Maometto, per esempio, sosteneva che Allah si era rivelato a lui, e che Gesù era solo un profeta. Tutti i rappresentanti della religione musulmana, ed ebrea, sono naturalmente convinti che Gesù non era il Messia, che quindi le diverse promesse fatte dal loro Dio riguardo ad un futuro Messia non si riferissero a Gesù. A questo proposito hanno delle buone ragioni. Nello ‘AT’, infatti, non si trova alcuna profezia secondo la quale il Messia sarebbe stato battezzato, né che dovesse condurre una opaca vita terrena. Tutt’altro, nello ‘AT’ sta scritto che: “L’APPESO E’ UNA MALEDIZIONE DI DIO” (Deuteronomio 21.23)

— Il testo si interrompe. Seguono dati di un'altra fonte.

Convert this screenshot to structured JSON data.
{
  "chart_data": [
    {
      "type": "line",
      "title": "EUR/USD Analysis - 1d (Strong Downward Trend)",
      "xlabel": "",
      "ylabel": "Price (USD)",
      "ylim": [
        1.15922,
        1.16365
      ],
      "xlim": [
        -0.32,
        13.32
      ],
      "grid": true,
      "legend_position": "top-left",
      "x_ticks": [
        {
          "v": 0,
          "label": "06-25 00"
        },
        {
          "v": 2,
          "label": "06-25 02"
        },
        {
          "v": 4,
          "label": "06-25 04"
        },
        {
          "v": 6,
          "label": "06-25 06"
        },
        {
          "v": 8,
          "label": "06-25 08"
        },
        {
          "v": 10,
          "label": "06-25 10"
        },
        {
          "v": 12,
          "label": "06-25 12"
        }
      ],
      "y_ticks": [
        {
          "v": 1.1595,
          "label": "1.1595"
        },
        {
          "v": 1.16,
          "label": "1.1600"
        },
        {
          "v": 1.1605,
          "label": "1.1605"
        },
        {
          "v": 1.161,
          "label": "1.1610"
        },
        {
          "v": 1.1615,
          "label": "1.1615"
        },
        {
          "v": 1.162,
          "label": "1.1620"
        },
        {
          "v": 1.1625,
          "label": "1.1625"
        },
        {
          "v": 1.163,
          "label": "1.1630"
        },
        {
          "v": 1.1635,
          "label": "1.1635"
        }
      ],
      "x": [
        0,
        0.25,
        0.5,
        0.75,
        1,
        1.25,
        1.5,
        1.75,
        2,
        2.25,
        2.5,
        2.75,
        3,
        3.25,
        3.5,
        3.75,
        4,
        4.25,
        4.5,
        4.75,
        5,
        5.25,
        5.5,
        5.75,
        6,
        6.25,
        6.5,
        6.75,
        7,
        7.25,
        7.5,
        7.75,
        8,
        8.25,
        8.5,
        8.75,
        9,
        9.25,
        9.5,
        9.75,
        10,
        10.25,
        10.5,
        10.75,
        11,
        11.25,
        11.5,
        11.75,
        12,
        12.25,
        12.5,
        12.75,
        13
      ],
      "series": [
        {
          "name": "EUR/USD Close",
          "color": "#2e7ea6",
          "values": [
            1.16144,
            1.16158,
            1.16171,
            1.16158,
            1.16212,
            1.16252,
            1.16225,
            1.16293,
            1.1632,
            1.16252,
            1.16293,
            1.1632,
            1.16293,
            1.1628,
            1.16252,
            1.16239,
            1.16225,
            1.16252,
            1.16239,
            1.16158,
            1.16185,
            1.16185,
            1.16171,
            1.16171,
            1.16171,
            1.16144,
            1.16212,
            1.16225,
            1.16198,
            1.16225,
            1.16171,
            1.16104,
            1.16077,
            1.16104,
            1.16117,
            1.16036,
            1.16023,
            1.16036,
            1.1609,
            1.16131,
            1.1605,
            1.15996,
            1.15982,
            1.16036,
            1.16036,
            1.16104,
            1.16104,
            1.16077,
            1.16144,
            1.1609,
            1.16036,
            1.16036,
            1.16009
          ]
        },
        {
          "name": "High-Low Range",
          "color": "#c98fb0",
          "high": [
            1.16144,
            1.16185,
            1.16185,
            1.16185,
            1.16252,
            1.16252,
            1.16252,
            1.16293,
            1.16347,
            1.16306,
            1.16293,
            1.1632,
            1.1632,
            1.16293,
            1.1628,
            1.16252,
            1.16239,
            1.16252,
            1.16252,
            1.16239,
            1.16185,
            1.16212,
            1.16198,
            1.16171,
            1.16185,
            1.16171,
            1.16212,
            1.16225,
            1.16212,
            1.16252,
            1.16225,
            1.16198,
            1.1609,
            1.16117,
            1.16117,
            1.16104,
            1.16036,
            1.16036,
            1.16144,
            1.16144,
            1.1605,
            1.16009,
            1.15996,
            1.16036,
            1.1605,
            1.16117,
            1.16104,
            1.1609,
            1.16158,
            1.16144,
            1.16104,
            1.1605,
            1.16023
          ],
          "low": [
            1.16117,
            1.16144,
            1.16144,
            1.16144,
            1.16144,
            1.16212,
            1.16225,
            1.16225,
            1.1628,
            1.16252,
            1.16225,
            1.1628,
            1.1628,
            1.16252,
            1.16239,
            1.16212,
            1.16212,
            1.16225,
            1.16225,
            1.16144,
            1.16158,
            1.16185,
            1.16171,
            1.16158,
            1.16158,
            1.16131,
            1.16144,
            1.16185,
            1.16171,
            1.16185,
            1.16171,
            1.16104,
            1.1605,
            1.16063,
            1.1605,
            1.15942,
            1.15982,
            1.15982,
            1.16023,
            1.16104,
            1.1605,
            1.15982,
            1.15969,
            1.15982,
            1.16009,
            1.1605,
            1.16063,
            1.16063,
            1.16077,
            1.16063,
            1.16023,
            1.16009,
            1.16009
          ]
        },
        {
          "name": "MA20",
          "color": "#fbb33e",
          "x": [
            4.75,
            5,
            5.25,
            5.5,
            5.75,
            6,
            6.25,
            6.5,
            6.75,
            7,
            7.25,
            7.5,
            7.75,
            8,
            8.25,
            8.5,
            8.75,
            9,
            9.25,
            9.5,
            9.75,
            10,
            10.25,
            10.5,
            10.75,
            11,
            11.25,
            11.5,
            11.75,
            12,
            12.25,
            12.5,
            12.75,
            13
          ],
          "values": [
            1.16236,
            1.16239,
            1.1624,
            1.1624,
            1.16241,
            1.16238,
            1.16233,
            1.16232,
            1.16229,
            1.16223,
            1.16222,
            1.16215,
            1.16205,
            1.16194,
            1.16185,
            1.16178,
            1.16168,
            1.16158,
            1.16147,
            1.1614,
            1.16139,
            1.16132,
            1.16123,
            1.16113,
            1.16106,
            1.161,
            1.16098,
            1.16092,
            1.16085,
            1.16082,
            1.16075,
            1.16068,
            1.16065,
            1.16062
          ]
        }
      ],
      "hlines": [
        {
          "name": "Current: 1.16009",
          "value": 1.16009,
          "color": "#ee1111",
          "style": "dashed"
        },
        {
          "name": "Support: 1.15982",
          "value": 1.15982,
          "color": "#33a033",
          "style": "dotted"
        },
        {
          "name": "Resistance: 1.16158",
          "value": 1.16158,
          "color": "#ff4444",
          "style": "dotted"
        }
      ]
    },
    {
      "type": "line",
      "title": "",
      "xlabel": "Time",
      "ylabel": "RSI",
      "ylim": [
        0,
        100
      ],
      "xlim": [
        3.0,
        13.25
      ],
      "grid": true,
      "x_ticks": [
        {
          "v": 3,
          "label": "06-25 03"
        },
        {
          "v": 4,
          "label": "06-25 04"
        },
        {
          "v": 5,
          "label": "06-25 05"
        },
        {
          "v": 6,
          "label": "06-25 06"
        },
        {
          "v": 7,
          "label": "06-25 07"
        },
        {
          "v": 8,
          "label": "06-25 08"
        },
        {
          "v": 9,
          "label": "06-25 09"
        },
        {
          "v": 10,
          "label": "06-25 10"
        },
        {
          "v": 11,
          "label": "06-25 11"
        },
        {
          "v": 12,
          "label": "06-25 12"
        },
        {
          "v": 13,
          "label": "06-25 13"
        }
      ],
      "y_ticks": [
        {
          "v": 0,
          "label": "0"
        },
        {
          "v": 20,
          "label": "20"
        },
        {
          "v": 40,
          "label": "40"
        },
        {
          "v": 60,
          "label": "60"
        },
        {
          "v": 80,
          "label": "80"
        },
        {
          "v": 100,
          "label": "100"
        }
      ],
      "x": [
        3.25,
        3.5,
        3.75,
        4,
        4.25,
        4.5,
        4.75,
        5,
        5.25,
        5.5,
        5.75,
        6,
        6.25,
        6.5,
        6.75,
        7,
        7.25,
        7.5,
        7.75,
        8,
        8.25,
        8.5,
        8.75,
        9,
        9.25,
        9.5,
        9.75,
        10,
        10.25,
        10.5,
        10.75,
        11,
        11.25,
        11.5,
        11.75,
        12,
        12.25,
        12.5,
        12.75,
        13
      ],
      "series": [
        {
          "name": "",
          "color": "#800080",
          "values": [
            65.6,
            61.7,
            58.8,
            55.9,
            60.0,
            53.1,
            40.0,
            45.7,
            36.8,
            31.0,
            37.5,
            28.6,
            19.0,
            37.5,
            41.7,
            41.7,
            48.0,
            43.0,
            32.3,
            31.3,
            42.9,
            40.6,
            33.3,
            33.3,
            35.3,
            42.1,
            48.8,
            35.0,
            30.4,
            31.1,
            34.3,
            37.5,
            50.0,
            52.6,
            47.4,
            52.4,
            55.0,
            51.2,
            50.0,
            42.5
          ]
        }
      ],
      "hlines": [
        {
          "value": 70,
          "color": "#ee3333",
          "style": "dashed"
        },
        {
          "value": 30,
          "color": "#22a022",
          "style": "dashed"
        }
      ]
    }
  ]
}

Oltretutto il Messia nello ‘AT’ viene descritto come un guerriero, il quale, prima di riconciliare il proprio popolo con Dio, avrebbe scacciato l’invasore dalla patria. L’immagine di un Messia guerriero, sebbene proiettato nel futuro, si ritrova addirittura in Paolo, il quale aveva definitivamente riconosciuto nel Nazareno crocifisso il Salvatore promesso. La fine del mondo è vicina, “quando lui consegnerà il regno nelle mani di Dio Padre, dopo aver sconfitto ogni dominio, ogni violenza e potenza. Lui infatti dovrà dominare, dopo aver schiacciato tutti i nemici sotto i suoi piedi” (1 Corinzi 15.24 s., corsivo mio). Le parole piene di risentimento trionfalistico antisemita: “Loro aspettavano un re, mentre LUI è nato in una stalla”, dichiarano senza reticenza la verità, che il Messia dei cristiani non era il Messia promesso.

L’obiezione che viene sempre tirata fuori – ossia che ‘gli ebrei non lo hanno riconosciuto’ – in realtà depone solo a favore della loro fedeltà alla legge (ricordiamo che Gesù – che pure dichiarava di non essere venuto per cambiare la legge – si è spesso opposto ai diversi riti, eppure questi riti erano stati espressamente richiesti da Dio nei libri di Mosè!)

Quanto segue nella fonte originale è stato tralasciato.